Unstill Life (copyright: Paul Bourdrel)

Les Gnossiennes d’Erik Satie sont l’occasion d’une promenade filmée dans le rues de Paris, à la manière d’un petit film muet, où les deux artistes s’amusent comme des gamins. La section dédiée à Bach se concentre sur Alexandre Tharaud et les mains du pianiste, comme un clin d’œil au livre de ce dernier, Montrez-moi vos mains (https://www.babelio.com/livres/Tharaud-Montrez-moi-vos-mains/932937). Curieusement, la musique est enregistrée dans cette partie : le pianiste prend place à la table à l’opposé de la scène et ses mains qui esquissent une chorégraphie sur la table sont filmés et projetées en direct sur l’écran. Il s’essaie à un pas de deux amusant avec son complice.
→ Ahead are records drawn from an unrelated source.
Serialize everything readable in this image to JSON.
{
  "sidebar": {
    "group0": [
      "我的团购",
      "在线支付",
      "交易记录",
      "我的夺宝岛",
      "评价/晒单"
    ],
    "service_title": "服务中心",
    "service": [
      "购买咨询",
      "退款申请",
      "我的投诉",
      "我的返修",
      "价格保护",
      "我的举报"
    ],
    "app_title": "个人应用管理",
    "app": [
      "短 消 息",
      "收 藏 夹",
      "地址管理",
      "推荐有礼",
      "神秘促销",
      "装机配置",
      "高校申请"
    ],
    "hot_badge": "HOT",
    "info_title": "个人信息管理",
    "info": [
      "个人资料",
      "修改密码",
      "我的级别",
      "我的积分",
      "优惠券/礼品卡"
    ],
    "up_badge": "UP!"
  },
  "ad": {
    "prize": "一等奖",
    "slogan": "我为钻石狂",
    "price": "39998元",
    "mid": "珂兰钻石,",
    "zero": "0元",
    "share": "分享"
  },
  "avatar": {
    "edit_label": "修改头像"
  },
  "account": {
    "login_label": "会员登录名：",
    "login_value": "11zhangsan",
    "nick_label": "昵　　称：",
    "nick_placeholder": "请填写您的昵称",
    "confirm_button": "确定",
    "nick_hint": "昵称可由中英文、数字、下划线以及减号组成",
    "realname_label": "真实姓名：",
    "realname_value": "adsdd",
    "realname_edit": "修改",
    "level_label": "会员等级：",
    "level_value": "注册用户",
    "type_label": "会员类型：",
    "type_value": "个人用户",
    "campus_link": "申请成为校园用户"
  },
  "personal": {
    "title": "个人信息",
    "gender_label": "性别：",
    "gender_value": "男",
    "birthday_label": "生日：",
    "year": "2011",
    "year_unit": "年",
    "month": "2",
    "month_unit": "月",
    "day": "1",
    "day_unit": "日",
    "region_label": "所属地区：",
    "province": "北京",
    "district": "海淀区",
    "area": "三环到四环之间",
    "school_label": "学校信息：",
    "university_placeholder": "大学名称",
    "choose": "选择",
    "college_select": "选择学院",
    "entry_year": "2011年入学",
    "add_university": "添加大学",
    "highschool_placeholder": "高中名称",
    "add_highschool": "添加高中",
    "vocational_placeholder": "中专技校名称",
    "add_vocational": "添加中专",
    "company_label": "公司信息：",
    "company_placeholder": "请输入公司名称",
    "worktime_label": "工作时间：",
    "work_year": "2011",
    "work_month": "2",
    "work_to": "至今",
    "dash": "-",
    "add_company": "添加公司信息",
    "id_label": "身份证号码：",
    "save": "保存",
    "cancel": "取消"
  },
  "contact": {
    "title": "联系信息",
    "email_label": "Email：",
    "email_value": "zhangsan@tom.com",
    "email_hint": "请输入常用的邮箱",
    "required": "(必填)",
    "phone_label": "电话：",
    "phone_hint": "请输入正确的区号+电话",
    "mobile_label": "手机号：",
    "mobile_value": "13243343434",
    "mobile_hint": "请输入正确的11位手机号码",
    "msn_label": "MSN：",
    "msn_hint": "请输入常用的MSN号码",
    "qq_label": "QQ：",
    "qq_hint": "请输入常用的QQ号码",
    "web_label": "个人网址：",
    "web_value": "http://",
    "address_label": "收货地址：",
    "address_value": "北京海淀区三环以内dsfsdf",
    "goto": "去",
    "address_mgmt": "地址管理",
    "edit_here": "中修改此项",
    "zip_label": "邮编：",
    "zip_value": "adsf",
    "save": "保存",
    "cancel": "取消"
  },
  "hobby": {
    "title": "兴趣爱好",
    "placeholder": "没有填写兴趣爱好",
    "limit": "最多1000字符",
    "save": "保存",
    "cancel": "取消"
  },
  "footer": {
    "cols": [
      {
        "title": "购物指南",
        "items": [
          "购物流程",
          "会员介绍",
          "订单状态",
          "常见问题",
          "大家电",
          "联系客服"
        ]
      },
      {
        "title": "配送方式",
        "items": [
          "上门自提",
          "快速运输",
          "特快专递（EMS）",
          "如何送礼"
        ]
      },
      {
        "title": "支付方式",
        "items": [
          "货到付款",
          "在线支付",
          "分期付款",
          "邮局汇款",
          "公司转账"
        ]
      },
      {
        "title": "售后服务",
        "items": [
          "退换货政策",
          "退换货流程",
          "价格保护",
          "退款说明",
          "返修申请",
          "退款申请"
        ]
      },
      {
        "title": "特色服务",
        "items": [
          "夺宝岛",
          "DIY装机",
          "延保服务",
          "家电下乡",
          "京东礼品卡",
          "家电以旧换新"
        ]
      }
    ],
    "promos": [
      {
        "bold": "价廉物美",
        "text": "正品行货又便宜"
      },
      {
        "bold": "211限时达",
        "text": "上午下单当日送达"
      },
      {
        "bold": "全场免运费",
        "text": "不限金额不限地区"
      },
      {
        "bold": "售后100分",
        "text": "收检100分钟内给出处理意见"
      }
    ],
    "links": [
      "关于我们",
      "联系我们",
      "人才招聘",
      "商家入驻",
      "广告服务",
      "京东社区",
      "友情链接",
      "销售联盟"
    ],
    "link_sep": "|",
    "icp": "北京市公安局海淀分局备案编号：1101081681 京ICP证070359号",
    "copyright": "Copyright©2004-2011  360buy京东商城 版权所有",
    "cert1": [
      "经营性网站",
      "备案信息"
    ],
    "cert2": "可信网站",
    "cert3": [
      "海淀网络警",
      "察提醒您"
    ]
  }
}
Sur les Impromptus pour Piano de Franz Schubert, le danseur réussit à faire passer de l’émotion dans son solo où l’on retrouve les accents du grand interprète de Jerome Robbins qu’il fut au New York City Ballet. La Sonate pour Piano n°32 de Beethoven (son ultime sonate) qui conclut la grosse heure de spectacle mixe un peu tous les ingrédients précédents : les mains d’Alexandre Tharaud en action filmées par le danseur caméra au poing, la musicalité de la danse de Benjamin Millepied, sans oublier cette incursion dans les coursives du théâtre au milieu du public, comme pour montrer que la scène est trop petite pour contenir toute la passion des deux artistes et que cette passion ne se conçoit pas sans communion avec les spectateurs.